Dalam bacaan dakwaan JPU, Teddy Minahasa menugaskan AKBP Doddy mengambil sabu barang bukti hasil pengungkapan, kemudian diminta untuk ditukar dengan tawas. AKBP Doddy Prawiranegara sempat menolak permintaan Teddy untuk menukar sabu tersebut dengan tawas.

Namun karena Teddy yang merupakan Kapolda Sumatera Barat, Doddy akhirnya mengiyakan. AKBP Doddy kemudian memberikan sabu tersebut kepada Linda, yang selanjutnya Linda berikan kepada Kompol Kasranto, untuk kemudian dijual kepada bandar narkoba kampung Bahari yang bernama Alex Bonpis.
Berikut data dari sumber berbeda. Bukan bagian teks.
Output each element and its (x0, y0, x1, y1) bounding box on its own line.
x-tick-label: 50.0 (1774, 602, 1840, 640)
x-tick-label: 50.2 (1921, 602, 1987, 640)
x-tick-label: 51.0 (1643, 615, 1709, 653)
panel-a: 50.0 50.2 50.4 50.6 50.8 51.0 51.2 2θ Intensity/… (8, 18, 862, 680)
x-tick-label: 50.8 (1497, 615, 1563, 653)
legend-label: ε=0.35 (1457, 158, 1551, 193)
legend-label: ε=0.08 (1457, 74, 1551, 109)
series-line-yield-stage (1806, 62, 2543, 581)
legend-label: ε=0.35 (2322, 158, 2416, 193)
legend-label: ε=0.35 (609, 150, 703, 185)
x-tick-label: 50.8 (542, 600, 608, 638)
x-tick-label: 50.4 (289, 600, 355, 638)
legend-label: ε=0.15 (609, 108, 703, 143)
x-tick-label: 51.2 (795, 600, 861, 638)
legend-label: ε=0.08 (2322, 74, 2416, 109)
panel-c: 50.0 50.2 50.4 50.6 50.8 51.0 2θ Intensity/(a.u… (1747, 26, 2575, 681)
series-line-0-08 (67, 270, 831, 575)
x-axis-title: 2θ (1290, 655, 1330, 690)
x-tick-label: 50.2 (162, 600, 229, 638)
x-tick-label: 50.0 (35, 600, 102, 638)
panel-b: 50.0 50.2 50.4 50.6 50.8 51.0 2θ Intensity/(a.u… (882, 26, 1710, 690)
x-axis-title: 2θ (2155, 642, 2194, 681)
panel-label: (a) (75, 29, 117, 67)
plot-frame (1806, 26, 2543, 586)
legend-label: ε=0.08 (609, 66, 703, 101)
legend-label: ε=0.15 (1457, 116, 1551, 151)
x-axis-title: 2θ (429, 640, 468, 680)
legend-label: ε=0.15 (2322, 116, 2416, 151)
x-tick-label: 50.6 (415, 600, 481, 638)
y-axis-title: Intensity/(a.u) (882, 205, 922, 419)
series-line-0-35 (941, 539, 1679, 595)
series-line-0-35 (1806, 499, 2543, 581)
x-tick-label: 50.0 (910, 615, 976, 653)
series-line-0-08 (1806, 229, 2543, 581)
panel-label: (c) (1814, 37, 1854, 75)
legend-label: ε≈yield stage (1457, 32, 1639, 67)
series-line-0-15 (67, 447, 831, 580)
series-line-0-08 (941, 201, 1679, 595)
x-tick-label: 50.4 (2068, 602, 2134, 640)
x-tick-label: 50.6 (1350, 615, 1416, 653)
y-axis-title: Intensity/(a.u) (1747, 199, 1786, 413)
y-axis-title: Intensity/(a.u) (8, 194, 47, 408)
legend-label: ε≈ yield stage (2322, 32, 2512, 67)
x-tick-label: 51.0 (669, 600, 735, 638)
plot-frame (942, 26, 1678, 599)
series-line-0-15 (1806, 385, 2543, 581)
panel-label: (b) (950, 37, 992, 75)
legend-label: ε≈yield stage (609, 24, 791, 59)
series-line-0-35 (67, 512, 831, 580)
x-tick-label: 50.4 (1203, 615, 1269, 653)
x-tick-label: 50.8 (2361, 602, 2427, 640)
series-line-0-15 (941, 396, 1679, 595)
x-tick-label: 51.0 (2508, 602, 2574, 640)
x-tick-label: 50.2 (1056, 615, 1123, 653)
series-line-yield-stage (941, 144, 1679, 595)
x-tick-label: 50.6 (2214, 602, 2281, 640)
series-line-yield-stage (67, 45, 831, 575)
Dalam kasus ini, ada 11 orang yang sudah berstatus terdakwa dan dan menjalani persidangan yakni Teddy Minahasa Hendra, Aril Firmansyah, Aipda Achmad Darmawan, Mai Siska, Kompol Kasranto, Aiptu Janto Situmorang, Linda Pudjiastuti, Syamsul Ma'arif, Muhamad Nasir, dan AKBP Doddy Prawiranegara.

Para terdakwa yang terlibat melanggar Pasal 114 Ayat 2 subsider Pasal 112 Ayat 2, juncto Pasal 132 Ayat 1, juncto Pasal 55 Undang-Undang Nomor 35 Tahun 2009 tentang Narkotika.